Synopsis:
What The Dub?! is a multiplayer party game where each player overdubs missing dialogue from hilariously awful B-movies, outdated PSAs, and bizarre industrial films, with their own witty (or just plain stupid) dubs!


Reviewed on: PC & PS4
Also available for:
Xbox One, Nintendo Switch, macOS

Developer: Wide Right Interactive
Publisher: Wide Right Interactive


What The Dub?! is a party game made to be played with friends in the same room, online with friends, in a Discord chat, or for viewers watching on while streaming on Youtube or Twitch. For anyone who loves the Jackbox Party Games, this will scratch the same kind of itch. 

Up to six players can play What The Dub?! while an audience of up to twelve can vote to help determine the winner. The latter feature is beneficial for getting a Twitch audience invested and engaged in the content. The six players playing the game will watch a short clip taken from very old B-movies, commercials or tv shows. I presume all of these are royalty-free or close to, making them great picks for this game for a smaller developer. Part of the dialogue in the clip you watch is bleeped out, and then it’s up to the players to write dialogue, which can include inserting special effect noises, including things as low brow as fart noises. Afterwards, everyone watches the customer clips in succession as an automated AI voice reads the dialogue everyone wrote and inserts it into the scene. The players and audience vote on which one they thought was the best, and at the end of several rounds, a winner is crowned. 

Much like playing Jackbox games with similar systems, the success of What The Dub?! can relier on your player group and having a sense of humour. That said, if you want to avoid potentially offensive humour while streaming the game or playing with kids, there is, thankfully, an option to censor anything that may be above PG, which the game does an excellent job at picking up. 

With over 400 clips in the game, most players wouldn’t see all the clips on offer, even with hours of playtime. But what’s missing here is a variety of modes. The most obvious would be a mode about building a continuous narrative between rounds. The game would also see a bigger boom in success if there were more commercial movies and shows here, but that would require more money for licensing.
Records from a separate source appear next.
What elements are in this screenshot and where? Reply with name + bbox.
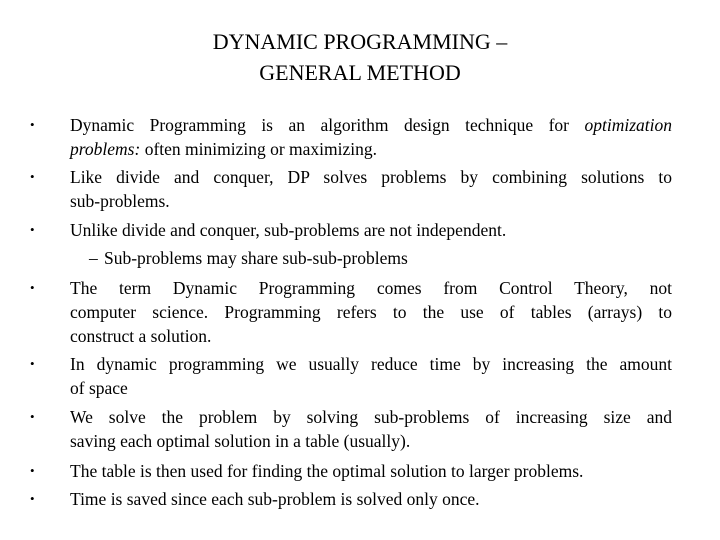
bullet-icon: • bbox=[30, 463, 35, 478]
bullet-icon: • bbox=[30, 409, 35, 424]
bullet-3-subitem-1: Sub-problems may share sub-sub-problems bbox=[104, 248, 408, 268]
bullet-2-line-2: sub-problems. bbox=[70, 191, 170, 211]
bullet-6-line-1: We solve the problem by solving sub-prob… bbox=[70, 407, 672, 427]
slide-title: DYNAMIC PROGRAMMING – GENERAL METHOD bbox=[0, 26, 720, 88]
bullet-4-line-2: computer science. Programming refers to … bbox=[70, 302, 672, 322]
bullet-3-line-1: Unlike divide and conquer, sub-problems … bbox=[70, 220, 507, 240]
dash-icon: – bbox=[89, 248, 98, 268]
title-line-2: GENERAL METHOD bbox=[259, 60, 461, 85]
emphasis-text: optimization bbox=[584, 115, 672, 135]
bullet-1-line-2: problems: often minimizing or maximizing… bbox=[70, 139, 378, 159]
bullet-4-line-3: construct a solution. bbox=[70, 326, 212, 346]
bullet-5-line-2: of space bbox=[70, 378, 128, 398]
bullet-7-line-1: The table is then used for finding the o… bbox=[70, 461, 584, 481]
bullet-5-line-1: In dynamic programming we usually reduce… bbox=[70, 354, 672, 374]
bullet-2-line-1: Like divide and conquer, DP solves probl… bbox=[70, 167, 672, 187]
bullet-8-line-1: Time is saved since each sub-problem is … bbox=[70, 489, 480, 509]
emphasis-text: problems: bbox=[70, 139, 141, 159]
bullet-icon: • bbox=[30, 491, 35, 506]
bullet-icon: • bbox=[30, 356, 35, 371]
bullet-1-line-1: Dynamic Programming is an algorithm desi… bbox=[70, 115, 672, 135]
bullet-6-line-2: saving each optimal solution in a table … bbox=[70, 431, 411, 451]
bullet-icon: • bbox=[30, 280, 35, 295]
bullet-icon: • bbox=[30, 117, 35, 132]
bullet-icon: • bbox=[30, 222, 35, 237]
bullet-4-line-1: The term Dynamic Programming comes from … bbox=[70, 278, 672, 298]
bullet-icon: • bbox=[30, 169, 35, 184]
title-line-1: DYNAMIC PROGRAMMING – bbox=[212, 29, 508, 54]
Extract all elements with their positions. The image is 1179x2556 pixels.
I’d love for a sequel or update to add different voices for the AI to use depending on if it knows the clips speaking character is male, female, young or old — because some robotic voice eventually does lose its charm. 

What The Dub?! is on everything at this stage and super simple to set up and play with friends and family or online with your audience. It doesn’t have the variety of a Jackbox, but it doesn’t have the same price tag either, and I’d love to see this concept expanded.